The success of proxy advisory firms may not be derived from the perceived benefits of their product at all, but rather from investment advisors not having sufficient resources to make reasonably informed voting decisions.  Earlier this month, former SEC chairman Harvey Pitt suggested that the SEC consider repealing two 2004 no-action letters given to proxy advisory firms that, in his opinion, have created an environment where portfolio managers believe they can outsource their voting responsibilities.  Robert A.G. Monks, a co-founder of ISS, appears to agree that it is not proxy advisory firms that are the problem, but rather investment advisors who shirk their fiduciary duties.   Executive compensation attorney, Joseph Bachelder III, recommends that the SEC clarify whether a proxy advisor is a fiduciary under current regulation, and if they are not, have the SEC adopt a definition to encompass proxy advisory firms. 

If in fact proxy advisory firms are not overall beneficial to investors, what can the SEC do?  First, the advice from proxy advisors would be deemed “solicitations” under Regulation 14A (and therefore regulated) but for Rule 14a-2(b)(3), which generally provides an exemption for companies that provide advice pursuant to a business relationship.  Thus, by amending Rule 14a-2(b)(3) the SEC could subject proxy advisory firms to regulation under the existing proxy rules and require further disclosure.  Further, the SEC has stated that Rule 14a-9, which prohibits false and misleading statements, applies to proxy advisory firms.  Consequently, the SEC could take action against proxy advisory firms now, although that would presume that the SEC could prove the information supplied by the proxy advisory firms is false and misleading rather than merely an “opinion.”  While regulation does seem plausible and long overdue, I should note one caveat: regulation could have the unintended consequence of strengthening the proxy advisory firms.  As the International Monetary Fund points out, when Congress began regulating the statistical ratings agencies the regulation effectively entrenched the private firms into the regulatory process.  Essentially, regulation could give the proxy advisory firms legitimacy.  

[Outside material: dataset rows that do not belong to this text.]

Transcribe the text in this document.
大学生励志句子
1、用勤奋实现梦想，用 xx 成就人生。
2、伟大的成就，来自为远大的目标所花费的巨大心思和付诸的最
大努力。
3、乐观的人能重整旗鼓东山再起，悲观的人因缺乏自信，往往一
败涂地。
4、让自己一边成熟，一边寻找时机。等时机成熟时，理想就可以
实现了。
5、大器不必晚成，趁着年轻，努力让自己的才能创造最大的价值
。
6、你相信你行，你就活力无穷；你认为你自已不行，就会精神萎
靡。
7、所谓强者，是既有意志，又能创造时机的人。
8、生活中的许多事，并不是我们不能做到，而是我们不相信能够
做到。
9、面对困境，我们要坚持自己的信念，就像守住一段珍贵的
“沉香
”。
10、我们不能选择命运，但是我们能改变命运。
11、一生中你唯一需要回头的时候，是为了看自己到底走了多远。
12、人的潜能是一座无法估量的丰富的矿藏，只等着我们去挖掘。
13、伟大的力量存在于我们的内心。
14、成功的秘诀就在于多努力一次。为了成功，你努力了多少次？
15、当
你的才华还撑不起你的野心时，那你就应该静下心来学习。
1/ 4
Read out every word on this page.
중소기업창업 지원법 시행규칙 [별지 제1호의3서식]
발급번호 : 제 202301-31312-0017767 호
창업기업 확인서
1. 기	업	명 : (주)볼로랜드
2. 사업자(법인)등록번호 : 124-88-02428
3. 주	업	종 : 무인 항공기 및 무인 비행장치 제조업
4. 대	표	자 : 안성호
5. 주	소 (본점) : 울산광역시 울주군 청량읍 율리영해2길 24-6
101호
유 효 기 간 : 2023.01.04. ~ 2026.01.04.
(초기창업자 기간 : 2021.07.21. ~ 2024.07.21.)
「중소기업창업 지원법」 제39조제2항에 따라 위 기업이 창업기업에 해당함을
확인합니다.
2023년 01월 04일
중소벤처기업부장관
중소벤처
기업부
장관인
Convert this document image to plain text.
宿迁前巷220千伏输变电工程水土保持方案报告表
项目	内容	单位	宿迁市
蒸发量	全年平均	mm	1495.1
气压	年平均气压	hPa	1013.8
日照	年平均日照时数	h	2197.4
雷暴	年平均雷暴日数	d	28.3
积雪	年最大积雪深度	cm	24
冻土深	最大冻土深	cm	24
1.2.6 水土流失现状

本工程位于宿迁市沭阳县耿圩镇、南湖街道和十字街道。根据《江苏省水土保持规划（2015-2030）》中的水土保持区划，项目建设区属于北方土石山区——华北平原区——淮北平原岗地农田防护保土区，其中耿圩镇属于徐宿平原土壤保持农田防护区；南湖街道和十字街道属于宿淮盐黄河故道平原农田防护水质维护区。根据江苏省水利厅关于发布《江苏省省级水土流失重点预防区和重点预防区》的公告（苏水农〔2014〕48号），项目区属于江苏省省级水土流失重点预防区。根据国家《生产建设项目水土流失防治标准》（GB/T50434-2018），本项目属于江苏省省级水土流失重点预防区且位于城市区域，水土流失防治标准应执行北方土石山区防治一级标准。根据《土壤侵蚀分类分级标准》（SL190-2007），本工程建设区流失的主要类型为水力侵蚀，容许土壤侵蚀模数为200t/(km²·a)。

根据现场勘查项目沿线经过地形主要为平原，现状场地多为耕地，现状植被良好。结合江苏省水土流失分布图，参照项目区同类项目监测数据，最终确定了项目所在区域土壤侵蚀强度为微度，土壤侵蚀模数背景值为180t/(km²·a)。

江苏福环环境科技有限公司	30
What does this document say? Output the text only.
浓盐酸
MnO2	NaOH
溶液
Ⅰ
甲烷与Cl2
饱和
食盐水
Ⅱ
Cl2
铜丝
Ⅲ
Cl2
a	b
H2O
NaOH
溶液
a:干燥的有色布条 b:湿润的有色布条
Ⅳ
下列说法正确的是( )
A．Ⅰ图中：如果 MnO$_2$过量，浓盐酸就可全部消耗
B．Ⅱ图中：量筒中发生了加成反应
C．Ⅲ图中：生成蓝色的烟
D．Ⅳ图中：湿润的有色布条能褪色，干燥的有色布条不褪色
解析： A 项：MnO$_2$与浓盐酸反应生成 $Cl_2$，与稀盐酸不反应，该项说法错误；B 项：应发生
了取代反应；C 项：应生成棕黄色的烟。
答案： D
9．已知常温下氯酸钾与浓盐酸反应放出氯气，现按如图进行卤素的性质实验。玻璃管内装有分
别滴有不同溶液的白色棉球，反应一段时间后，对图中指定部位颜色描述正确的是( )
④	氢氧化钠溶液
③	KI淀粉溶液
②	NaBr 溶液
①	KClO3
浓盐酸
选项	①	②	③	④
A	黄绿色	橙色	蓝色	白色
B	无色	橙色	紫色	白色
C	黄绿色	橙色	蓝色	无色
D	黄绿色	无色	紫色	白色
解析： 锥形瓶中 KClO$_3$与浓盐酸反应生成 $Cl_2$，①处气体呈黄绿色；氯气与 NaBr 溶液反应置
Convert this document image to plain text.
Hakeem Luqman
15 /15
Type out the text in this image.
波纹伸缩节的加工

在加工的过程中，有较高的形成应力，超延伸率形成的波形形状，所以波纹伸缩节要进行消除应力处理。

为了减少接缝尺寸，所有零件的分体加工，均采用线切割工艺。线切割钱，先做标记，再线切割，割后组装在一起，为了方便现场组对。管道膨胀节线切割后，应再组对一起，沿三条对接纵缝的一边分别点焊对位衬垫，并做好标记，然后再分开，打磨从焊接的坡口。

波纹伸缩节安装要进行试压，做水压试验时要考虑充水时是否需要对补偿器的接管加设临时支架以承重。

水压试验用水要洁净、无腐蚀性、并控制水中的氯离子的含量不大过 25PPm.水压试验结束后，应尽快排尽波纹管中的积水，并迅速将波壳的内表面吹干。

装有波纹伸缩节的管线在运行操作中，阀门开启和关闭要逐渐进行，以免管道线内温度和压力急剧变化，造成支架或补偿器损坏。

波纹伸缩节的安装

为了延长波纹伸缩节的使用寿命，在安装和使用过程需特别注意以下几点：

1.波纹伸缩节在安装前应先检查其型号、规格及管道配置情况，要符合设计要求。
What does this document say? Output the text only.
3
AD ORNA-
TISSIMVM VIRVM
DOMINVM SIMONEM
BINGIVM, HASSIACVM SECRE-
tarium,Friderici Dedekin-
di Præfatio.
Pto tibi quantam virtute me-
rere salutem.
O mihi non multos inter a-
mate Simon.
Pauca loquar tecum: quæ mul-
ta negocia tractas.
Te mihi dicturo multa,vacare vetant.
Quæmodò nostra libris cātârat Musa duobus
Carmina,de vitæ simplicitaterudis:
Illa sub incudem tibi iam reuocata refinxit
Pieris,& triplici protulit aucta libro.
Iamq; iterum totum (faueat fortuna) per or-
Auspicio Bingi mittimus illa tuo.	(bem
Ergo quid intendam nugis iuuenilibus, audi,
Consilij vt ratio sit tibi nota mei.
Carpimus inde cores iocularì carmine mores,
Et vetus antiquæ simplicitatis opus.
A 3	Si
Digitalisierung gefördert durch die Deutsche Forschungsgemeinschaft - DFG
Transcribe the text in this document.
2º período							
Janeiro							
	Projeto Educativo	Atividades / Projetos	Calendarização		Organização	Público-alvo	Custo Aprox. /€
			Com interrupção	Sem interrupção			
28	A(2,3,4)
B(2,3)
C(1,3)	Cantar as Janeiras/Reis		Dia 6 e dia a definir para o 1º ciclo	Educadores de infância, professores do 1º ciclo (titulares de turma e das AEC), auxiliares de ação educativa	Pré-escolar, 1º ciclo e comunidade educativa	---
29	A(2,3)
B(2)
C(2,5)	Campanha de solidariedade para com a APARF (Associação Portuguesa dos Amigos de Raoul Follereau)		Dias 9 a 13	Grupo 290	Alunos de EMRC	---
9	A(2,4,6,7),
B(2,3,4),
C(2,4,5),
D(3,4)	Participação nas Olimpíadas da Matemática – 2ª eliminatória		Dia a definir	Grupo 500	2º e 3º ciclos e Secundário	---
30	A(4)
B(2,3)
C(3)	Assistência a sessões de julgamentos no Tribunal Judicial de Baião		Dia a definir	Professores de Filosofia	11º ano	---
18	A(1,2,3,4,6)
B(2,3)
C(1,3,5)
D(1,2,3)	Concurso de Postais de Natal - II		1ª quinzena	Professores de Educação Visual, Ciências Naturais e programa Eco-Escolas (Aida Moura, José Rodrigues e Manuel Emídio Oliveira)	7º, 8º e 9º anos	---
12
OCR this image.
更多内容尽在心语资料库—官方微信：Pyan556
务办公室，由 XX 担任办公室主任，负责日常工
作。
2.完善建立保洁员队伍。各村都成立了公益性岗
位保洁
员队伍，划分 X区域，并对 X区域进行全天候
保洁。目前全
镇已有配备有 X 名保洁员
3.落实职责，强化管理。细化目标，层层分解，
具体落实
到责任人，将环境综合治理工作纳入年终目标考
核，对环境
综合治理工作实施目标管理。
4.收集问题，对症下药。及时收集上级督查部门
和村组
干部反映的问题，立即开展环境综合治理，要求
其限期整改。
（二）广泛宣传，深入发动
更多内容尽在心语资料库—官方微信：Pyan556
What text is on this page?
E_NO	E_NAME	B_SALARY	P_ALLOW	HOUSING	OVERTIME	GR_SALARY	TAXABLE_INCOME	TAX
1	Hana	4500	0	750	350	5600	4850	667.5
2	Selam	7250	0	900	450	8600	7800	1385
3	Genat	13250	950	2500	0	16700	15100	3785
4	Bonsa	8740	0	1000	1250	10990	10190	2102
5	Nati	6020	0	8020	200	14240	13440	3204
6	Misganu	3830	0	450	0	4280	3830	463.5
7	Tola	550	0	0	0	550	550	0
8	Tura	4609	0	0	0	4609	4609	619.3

Given the need to balance the benefits that proxy advisory firms can provide and the desire for large institutional investors to access the information compiled by them with the need to ensure efficient markets and the need to protect all investors, I would support the approach set for in a recent comment letter submitted by David S. Rosenthal, Vice President-Investor Relations and Secretary of Exxon Mobil Corporation.  His comment letter may have synthesized the solutions to the issue best with a rational well-measured approach.  He suggests requiring proxy advisors to:

  • Disclose their methodologies and to provide an explanation as to why their methodologies are appropriate (similar to how credit ratings agencies must disclose their methodologies pursuant to Section 932 of the Dodd-Frank Act);
  • Ensure that all published information is accurate and not misleading; and
  • Disclose the involvement of any third party in the formulation of their voting recommendations.

Mr. Rosenthal also recommends that the SEC remind investment managers of their fiduciary obligations in voting the shares. 

We can only hope that Congress will leave the SEC alone long enough for the SEC to take up necessary and long overdue regulation of proxy advisory firms.